James Suzman, bourreau de travail
Du monde des Bushmen chasseurs-cueilleurs à celui des Gafam, l'anthropologue britannique tente de redonner du sens à notre (dur) labeur dans son livre Travailler (Flammarion), qui promet de faire date.
Du biface de l’Homo erectus il y a sept cent cinquante mille ans aux algorithmes des intelligences artificielles dans les mégapoles d’aujourd’hui, en passant par les chasseurs-cueilleurs, les premiers agriculteurs, les esclaves de la Rome antique, les mineurs du XIXe siècle et les ouvriers à la chaîne des usines Ford du XXe siècle : quand l’anthropologue britannique James Suzman s’intéresse au travail, il embrasse toute l’humanité, cette espèce « têtue » qui « trouve satisfaction à donner un travail à faire à [ses] mains oisives et [son] esprit agité ». En ce sens, travailler, c’est « dépenser intentionnellement de l’énergie sur une tâche afin de parvenir à un but », lequel n’est pas qu’utilitaire.
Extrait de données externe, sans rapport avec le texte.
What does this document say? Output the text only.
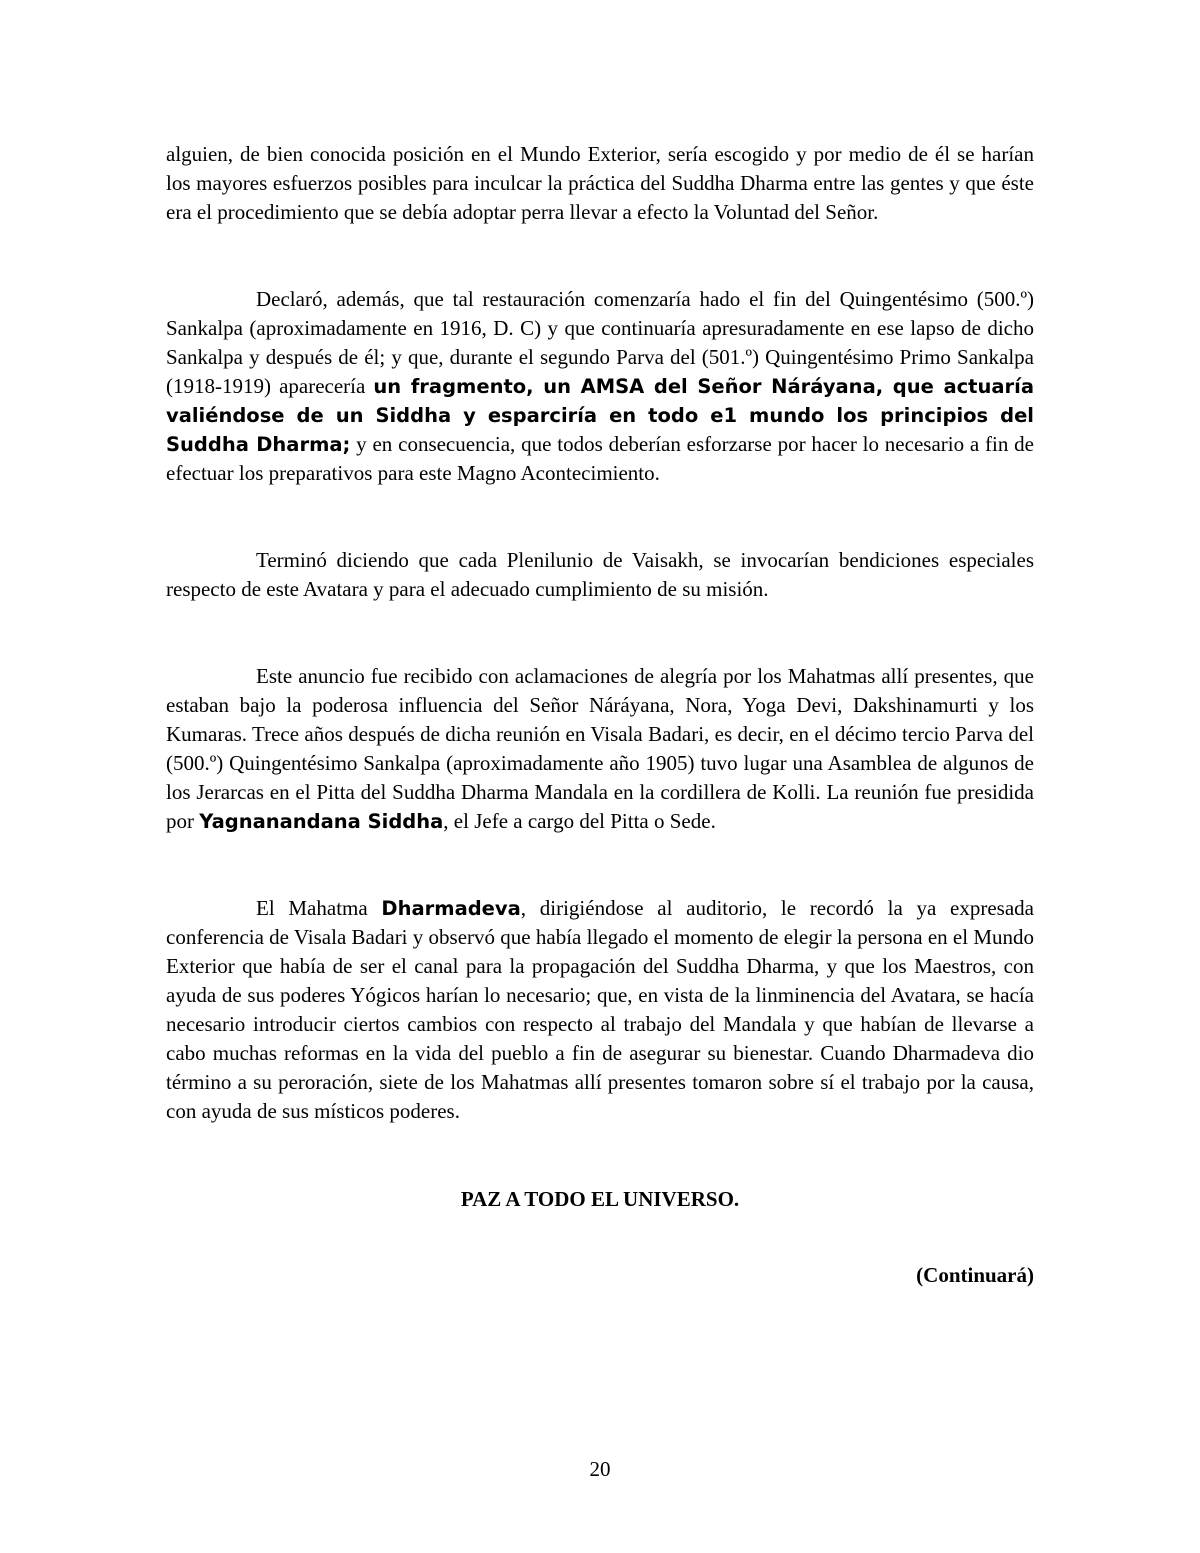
alguien, de bien conocida posición en el Mundo Exterior, sería escogido y por medio de él se harían los mayores esfuerzos posibles para inculcar la práctica del Suddha Dharma entre las gentes y que éste era el procedimiento que se debía adoptar perra llevar a efecto la Voluntad del Señor.

Declaró, además, que tal restauración comenzaría hado el fin del Quingentésimo (500.º) Sankalpa (aproximadamente en 1916, D. C) y que continuaría apresuradamente en ese lapso de dicho Sankalpa y después de él; y que, durante el segundo Parva del (501.º) Quingentésimo Primo Sankalpa (1918-1919) aparecería un fragmento, un AMSA del Señor Náráyana, que actuaría valiéndose de un Siddha y esparciría en todo e1 mundo los principios del Suddha Dharma; y en consecuencia, que todos deberían esforzarse por hacer lo necesario a fin de efectuar los preparativos para este Magno Acontecimiento.

Terminó diciendo que cada Plenilunio de Vaisakh, se invocarían bendiciones especiales respecto de este Avatara y para el adecuado cumplimiento de su misión.

Este anuncio fue recibido con aclamaciones de alegría por los Mahatmas allí presentes, que estaban bajo la poderosa influencia del Señor Náráyana, Nora, Yoga Devi, Dakshinamurti y los Kumaras. Trece años después de dicha reunión en Visala Badari, es decir, en el décimo tercio Parva del (500.º) Quingentésimo Sankalpa (aproximadamente año 1905) tuvo lugar una Asamblea de algunos de los Jerarcas en el Pitta del Suddha Dharma Mandala en la cordillera de Kolli. La reunión fue presidida por Yagnanandana Siddha, el Jefe a cargo del Pitta o Sede.

El Mahatma Dharmadeva, dirigiéndose al auditorio, le recordó la ya expresada conferencia de Visala Badari y observó que había llegado el momento de elegir la persona en el Mundo Exterior que había de ser el canal para la propagación del Suddha Dharma, y que los Maestros, con ayuda de sus poderes Yógicos harían lo necesario; que, en vista de la linminencia del Avatara, se hacía necesario introducir ciertos cambios con respecto al trabajo del Mandala y que habían de llevarse a cabo muchas reformas en la vida del pueblo a fin de asegurar su bienestar. Cuando Dharmadeva dio término a su peroración, siete de los Mahatmas allí presentes tomaron sobre sí el trabajo por la causa, con ayuda de sus místicos poderes.

PAZ A TODO EL UNIVERSO.

(Continuará)

20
Cette définition élargie du travail provient d’une vision de très longue durée, nourrie d’archéologie, de biologie évolutive autant que des penseurs modernes de l’économie. Elle fait toute l’originalité de cet ouvrage qui se lit comme une grande épopée et redonne leur profondeur aux incertitudes auxquelles un avenir automatisé confronte aujourd’hui notre relation au travail et à l’emploi.
Suzman pose quatre jalons décisifs dans l’histoire, qui ont à voir avec ce qu’on appellerait aujourd’hui notre empreinte énergétique. Il s’agit de la découverte de nouvelles sources d’énergie ou de nouveaux modes de dépense et de distribution des ressources énergétiques : le feu il y a sans doute un million d’années, l’agriculture il y a quatorze mille ans, la concentration dans les villes depuis environ huit mille ans et les combustibles fossiles qui accompagnent les révolutions industrielles européennes à partir du XVIIIe siècle.